Lope de Vega de Tres Cantos Library.
Public libraries
Public libraries aim to respond to the wide range of needs that their users can demand. In addition to classical literary works, their funds may be composed of texts that provide information on social services, reference works, discs, films and recreational books. Many of them sponsor and organize complementary cultural events, such as conferences, debates, theatrical performances, musical concerts, film screenings and artistic exhibitions. In this regard, children ' s services should be mentioned, a characteristic section of public libraries that promotes literary sessions, seeks the existence of a small children ' s library and sometimes even has units with toys. Since the aim of public libraries is to meet the needs of as many as possible citizens, they also often have reading and hearing machines, as well as books printed in special formats (e.g. Braille) for people with vision problems. The funding of these libraries comes from the local public authorities.

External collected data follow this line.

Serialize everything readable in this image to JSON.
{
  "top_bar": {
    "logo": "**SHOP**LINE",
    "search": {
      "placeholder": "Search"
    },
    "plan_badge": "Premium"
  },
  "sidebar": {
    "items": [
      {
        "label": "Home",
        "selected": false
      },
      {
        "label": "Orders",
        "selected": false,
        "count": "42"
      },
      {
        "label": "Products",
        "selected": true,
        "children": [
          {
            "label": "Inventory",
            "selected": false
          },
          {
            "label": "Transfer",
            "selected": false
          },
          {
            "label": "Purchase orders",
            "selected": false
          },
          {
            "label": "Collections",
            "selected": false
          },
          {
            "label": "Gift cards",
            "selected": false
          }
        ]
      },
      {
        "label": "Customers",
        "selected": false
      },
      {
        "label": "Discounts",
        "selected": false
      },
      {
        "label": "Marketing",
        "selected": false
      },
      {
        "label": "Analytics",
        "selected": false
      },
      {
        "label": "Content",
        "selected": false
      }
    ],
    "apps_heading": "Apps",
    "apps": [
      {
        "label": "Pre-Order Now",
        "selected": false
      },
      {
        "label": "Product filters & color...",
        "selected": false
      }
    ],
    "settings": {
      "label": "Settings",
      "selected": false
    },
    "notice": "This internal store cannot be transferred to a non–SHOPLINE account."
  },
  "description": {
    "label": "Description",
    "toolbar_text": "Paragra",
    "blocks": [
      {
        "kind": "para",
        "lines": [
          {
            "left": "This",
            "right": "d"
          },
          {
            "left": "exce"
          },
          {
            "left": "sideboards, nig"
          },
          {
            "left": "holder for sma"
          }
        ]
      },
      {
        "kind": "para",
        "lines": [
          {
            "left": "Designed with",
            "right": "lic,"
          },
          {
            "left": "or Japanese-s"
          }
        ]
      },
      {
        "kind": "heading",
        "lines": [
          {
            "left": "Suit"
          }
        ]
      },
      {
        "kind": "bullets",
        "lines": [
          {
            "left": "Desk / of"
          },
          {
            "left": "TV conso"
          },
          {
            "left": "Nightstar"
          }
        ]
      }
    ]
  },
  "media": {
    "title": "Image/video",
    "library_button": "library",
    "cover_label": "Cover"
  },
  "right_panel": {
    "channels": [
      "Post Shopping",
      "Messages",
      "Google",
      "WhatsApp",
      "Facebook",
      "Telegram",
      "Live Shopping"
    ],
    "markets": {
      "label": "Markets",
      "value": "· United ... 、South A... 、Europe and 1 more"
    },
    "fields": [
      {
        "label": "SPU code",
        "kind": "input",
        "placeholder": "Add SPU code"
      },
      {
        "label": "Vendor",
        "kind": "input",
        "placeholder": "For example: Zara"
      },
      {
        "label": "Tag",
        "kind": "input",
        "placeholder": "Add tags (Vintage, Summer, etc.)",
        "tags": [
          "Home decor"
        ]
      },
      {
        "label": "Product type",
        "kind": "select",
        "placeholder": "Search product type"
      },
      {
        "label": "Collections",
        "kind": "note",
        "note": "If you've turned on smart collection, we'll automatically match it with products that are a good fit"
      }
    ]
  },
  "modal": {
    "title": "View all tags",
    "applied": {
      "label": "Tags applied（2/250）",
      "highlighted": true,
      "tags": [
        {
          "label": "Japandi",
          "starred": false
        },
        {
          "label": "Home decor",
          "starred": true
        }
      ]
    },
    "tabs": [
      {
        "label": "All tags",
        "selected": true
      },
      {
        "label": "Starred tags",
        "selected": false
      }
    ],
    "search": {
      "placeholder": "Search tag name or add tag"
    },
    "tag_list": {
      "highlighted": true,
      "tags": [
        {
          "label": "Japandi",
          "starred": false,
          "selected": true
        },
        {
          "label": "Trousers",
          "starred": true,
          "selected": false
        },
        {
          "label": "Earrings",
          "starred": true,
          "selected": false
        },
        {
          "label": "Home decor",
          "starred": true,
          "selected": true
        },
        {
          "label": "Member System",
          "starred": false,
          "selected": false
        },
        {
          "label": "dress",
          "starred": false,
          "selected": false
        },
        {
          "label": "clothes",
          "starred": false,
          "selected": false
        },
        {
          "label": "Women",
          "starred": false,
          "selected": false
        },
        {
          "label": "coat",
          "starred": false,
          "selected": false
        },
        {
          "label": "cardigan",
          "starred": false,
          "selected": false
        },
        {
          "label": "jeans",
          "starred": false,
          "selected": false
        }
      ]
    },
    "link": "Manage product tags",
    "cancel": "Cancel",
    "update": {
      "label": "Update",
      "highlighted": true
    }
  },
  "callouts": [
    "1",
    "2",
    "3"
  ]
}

Some of the new formulas for children's libraries are the library bus and the bebetecas. The bookmobile is a mobile library that travels periodically through different neighborhoods of the city, offering library services to children, young people and adults. Its objective is to facilitate access to information, culture and free time for all citizens, especially those who, because they live in small or scattered towns, lack a stable library. The bebetecas are defined as a special care service for young children (from 0 to 6 years old) that includes, in addition to a space and a collection of books chosen to meet the needs of the youngest and their parents, the loan of these books, regular talks about their use and stories, advice and constant attention from library professionals to users.

Classification

Panoramic view of the old reading room-British Library, London.
  1. Division I: General Research Libraries
    1. National libraries.
    2. University libraries and other general research libraries.
    3. Libraries and information services for parliamentarians.
  2. Division II: Specialized libraries.
    1. Government libraries.
    2. Social Science Library.
    3. Geography and Maps libraries.
    4. Libraries of Science and Technology.
    5. Biomedical and Health Science Libraries.
    6. Art libraries.
    7. Libraries of Genealogy and Local History
  3. Division III: Libraries that cater to the public.
    1. Public libraries.
    2. Libraries for the disabled.
    3. Libraries for children and adolescents.
    4. School libraries and resource centres.
    5. Libraries for the blind.
    6. Librarian services for multicultural populations.
    7. Metropolitan libraries.
    8. Mobile libraries.

Quotes

The bibliothèque est le lieu de l'exercice public de la raison.
The library is the place of the public exercise of reason.